Wieder in seinem Zimmer, stellte er einen Stuhl unter die Türklinke, falls noch jemand mit einem Hauptschlüssel und einem Instrument zum Lösen der Türkette auf dumme Gedanken kommen sollte. Dann putzte er die Badewanne und suchte Boden und Möbel, einschließlich Bett, nach Blutspuren ab. Er fand keine, und es lag auch nichts herum, was der Killer fallen gelassen hatte.
Erleichtert ging er unter die Dusche. Im dampfenden Wasser schrubbte er sich, bis seine Haut glühte. Gleichzeitig versuchte er, seine Gedanken von dem Toten loszureißen und auf die Zukunft zu richten. Beim Abtrocknen begann er bereits Pläne zu schmieden.
Schließlich legte er sich wieder ins Bett. Er lag wach auf dem Rücken, und während er zur Ruhe zu kommen versuchte, lauschte er den nächtlichen Geräuschen des Hotels, dem Verkehrslärm und dem traurigen Tuten der Schiffe und Boote im Hafen; all den Geräuschen des Lebens in einer betriebsamen Stadt auf einem betriebsamen Planeten in einer betriebsamen Galaxis in einem betriebsamen Universum. Und in einem gleichgültigen Universum, einer gleichgültigen Galaxis, einem gleichgültigen Planeten und einer gleichgültigen Stadt.

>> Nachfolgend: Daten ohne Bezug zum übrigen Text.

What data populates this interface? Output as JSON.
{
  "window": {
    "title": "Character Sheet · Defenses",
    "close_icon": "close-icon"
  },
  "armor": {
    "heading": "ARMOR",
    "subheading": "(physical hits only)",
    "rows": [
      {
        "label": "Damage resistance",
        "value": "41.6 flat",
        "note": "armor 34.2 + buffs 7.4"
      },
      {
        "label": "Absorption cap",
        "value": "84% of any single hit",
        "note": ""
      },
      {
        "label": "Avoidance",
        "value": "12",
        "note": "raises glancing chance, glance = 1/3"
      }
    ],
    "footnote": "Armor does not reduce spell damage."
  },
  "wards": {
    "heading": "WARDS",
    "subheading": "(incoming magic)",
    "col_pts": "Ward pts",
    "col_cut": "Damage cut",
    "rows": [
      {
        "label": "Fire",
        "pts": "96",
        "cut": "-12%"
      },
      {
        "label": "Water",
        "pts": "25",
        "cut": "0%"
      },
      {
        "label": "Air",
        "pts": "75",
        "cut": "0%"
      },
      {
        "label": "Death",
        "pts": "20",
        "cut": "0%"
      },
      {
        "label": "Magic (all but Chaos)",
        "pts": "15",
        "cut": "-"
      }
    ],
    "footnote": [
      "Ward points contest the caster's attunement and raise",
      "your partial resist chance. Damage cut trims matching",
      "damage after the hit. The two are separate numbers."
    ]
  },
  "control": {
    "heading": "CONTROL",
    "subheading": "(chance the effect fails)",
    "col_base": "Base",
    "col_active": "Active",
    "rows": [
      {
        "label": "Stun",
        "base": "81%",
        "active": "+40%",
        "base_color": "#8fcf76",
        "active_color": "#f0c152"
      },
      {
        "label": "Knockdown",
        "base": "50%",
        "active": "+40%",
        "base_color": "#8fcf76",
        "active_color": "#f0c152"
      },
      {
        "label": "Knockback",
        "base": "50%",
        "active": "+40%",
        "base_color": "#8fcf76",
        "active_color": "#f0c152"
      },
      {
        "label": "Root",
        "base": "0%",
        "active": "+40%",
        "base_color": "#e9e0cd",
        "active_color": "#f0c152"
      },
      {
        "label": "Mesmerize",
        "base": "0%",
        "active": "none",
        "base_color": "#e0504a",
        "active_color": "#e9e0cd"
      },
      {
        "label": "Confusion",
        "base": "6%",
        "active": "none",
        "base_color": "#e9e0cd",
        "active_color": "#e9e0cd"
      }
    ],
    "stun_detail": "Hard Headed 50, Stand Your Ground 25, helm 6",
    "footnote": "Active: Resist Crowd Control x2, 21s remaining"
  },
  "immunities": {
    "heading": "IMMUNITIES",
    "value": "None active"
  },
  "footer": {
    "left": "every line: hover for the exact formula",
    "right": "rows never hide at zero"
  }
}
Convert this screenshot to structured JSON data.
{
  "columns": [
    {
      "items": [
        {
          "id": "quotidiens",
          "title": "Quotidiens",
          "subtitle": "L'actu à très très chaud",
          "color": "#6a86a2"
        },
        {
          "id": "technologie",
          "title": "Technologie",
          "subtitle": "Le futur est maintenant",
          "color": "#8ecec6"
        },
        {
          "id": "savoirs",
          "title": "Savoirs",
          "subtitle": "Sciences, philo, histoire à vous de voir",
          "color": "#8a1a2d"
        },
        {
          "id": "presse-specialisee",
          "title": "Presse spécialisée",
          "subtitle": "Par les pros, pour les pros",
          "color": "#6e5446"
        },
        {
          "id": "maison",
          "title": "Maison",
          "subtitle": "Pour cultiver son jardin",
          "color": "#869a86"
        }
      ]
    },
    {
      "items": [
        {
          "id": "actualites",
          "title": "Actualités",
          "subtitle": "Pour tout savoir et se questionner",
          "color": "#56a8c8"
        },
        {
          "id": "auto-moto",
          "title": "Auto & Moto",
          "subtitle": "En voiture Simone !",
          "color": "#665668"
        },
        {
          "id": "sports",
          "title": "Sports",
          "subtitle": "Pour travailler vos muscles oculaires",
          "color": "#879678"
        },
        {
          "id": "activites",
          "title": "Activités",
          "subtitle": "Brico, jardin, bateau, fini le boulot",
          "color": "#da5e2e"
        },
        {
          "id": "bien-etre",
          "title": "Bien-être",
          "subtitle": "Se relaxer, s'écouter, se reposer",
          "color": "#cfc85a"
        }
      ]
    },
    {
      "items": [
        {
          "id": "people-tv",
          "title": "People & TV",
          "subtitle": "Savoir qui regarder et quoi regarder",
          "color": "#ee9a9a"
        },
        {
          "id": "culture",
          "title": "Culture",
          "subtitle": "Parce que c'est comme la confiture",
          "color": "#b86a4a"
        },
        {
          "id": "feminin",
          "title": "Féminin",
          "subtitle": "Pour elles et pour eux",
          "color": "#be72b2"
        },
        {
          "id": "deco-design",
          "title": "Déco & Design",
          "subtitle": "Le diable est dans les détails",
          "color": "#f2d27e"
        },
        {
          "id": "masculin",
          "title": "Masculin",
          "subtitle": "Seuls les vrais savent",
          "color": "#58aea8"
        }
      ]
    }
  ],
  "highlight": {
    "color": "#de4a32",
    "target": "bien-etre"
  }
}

Er lauschte dem Klopfen seines eigenen Herzens. Dem eingebildeten Rauschen des Bluts, das durch seine Venen und Arterien strömte. Geräuschen, die außer in seinem Kopf nirgendwo zu hören waren. Irgendwann vor Tagesanbruch schlief er ein.
Und schreckte wieder aus dem Schlaf hoch. Er setzte sich kerzengerade auf. Draußen auf dem Flur wurde auf den Rädern eines Zimmerservice-Wagens jemandem ein frühes Frühstück gebracht. Um die Ränder der Vorhänge machten sich die ersten Strahlen des Morgens bemerkbar, während die Großstadtgeräusche anschwollen und ihrem Höhepunkt entgegenstrebten. Er sprang aus dem Bett und zog sich an. Wenn sich der Killer nicht bei seinen Auftraggebern meldete, würden sie einen weiteren Killer losschicken, und zwar unabhängig davon, ob die Leiche entdeckt und die Polizei verständigt worden war.
Nachdem er sich angezogen hatte, denselben Anzug, aber mit frischem Hemd und neuer Krawatte, holte er verschiedenes aus seinem Koffer – Rucksack, graue Hose, knallbuntes Hawaiihemd, Seersucker-Sportsakko, Leinenturnschuhe, faltbarer Panamahut. Seine schwarze Arbeitskleidung war bereits im Rucksack. Er packte auch alles andere hinein, einschließlich seines Diplomatenkoffers.
Schließlich setzte er seine dunkelblonde Perücke auf und rückte sie im Spiegel zurecht. Er war wieder Major Kenneth St. Germain.
Nach einem letzten Rundgang durch das Zimmer streifte er den Rucksack über, nahm den Koffer in die Hand und ging nach draußen. Der Flur war immer noch leer, aber hinter den Zimmertüren liefen Fernseher, und man konnte Menschen herumgehen hören.
Smith fuhr mit dem Lift in den ersten Stock und nahm von dort die Treppe ins Foyer hinunter. An der Tür zum Treppenhaus ließ er den Blick von Osten nach Westen und von Norden nach Süden durch das Foyer wandern.